Si ce scénario n’est pas certain, le flux de carbone de la forêt ne suivant pas forcément une évolution linéaire, tout laisse penser que les forêts françaises stockeront de moins en moins de carbone.
« Ce puits a connu une stagnation puis une forte baisse »
Les chiffres utilisés par Philippe Ciais sont ceux du Centre interprofessionnel technique d’études de la pollution atmosphérique (Citepa), l’organisme mandaté pour réaliser l’inventaire français des émissions de gaz à effet de serre. Dans son bilan de 2022, le Citepa écrit à propos du stockage du carbone par les forêts françaises : « Depuis 2008 et surtout depuis 2013, ce puits a connu une stagnation puis une forte baisse. » Outre la tempête Klaus de 2009 — au cours de laquelle près d’un tiers des forêts du sud-ouest ont été touchées —, la baisse constante depuis 2013 s’explique entre autres par une exploitation plus importante des forêts, en particulier pour le bois de chauffage. En brûlant, le bois récolté libère en effet le carbone stocké par l’arbre et contribue ainsi aux émissions.

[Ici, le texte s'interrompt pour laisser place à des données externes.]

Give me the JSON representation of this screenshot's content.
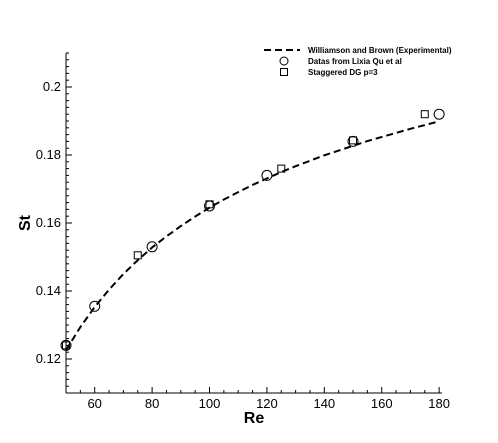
{
  "chart_data": {
    "type": "scatter",
    "title": "",
    "xlabel": "Re",
    "ylabel": "St",
    "xlim": [
      50,
      181
    ],
    "ylim": [
      0.11,
      0.21
    ],
    "xticks": [
      60,
      80,
      100,
      120,
      140,
      160,
      180
    ],
    "xtick_labels": [
      "60",
      "80",
      "100",
      "120",
      "140",
      "160",
      "180"
    ],
    "yticks": [
      0.12,
      0.14,
      0.16,
      0.18,
      0.2
    ],
    "ytick_labels": [
      "0.12",
      "0.14",
      "0.16",
      "0.18",
      "0.2"
    ],
    "grid": false,
    "legend_position": "top-right",
    "series": [
      {
        "name": "Williamson and Brown (Experimental)",
        "kind": "dashed-line",
        "color": "#000000",
        "x": [
          50,
          55,
          60,
          65,
          70,
          75,
          80,
          85,
          90,
          95,
          100,
          105,
          110,
          115,
          120,
          125,
          130,
          135,
          140,
          145,
          150,
          155,
          160,
          165,
          170,
          175,
          180
        ],
        "y": [
          0.1226,
          0.1294,
          0.1353,
          0.1404,
          0.145,
          0.1491,
          0.1528,
          0.1561,
          0.1591,
          0.1619,
          0.1645,
          0.1669,
          0.1691,
          0.1712,
          0.1731,
          0.175,
          0.1767,
          0.1783,
          0.1799,
          0.1813,
          0.1827,
          0.1841,
          0.1853,
          0.1865,
          0.1877,
          0.1888,
          0.1899
        ]
      },
      {
        "name": "Datas from Lixia Qu et al",
        "kind": "circle-markers",
        "color": "#000000",
        "x": [
          50,
          60,
          80,
          100,
          120,
          150,
          180
        ],
        "y": [
          0.124,
          0.1355,
          0.153,
          0.165,
          0.174,
          0.184,
          0.192
        ]
      },
      {
        "name": "Staggered DG p=3",
        "kind": "square-markers",
        "color": "#000000",
        "x": [
          50,
          75,
          100,
          125,
          150,
          175
        ],
        "y": [
          0.124,
          0.1505,
          0.1655,
          0.176,
          0.1843,
          0.192
        ]
      }
    ]
  }
}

Mais la principale cause de cette perte de carbone est la mortalité des arbres. Pour ses calculs, le Citepa utilise les inventaires forestiers nationaux publiés par l’Institut national de l’information géographique et forestière (IGN). Et selon son dernier inventaire publié en octobre 2022, la mortalité des arbres a augmenté de plus de 50 % entre les périodes 2005-2013 et 2012-2020. « Les facteurs sont nombreux (sécheresse, canicule, insectes, champignons, bactéries, etc.) et leur part de responsabilités respectives ne sont pas connues », pointe le rapport.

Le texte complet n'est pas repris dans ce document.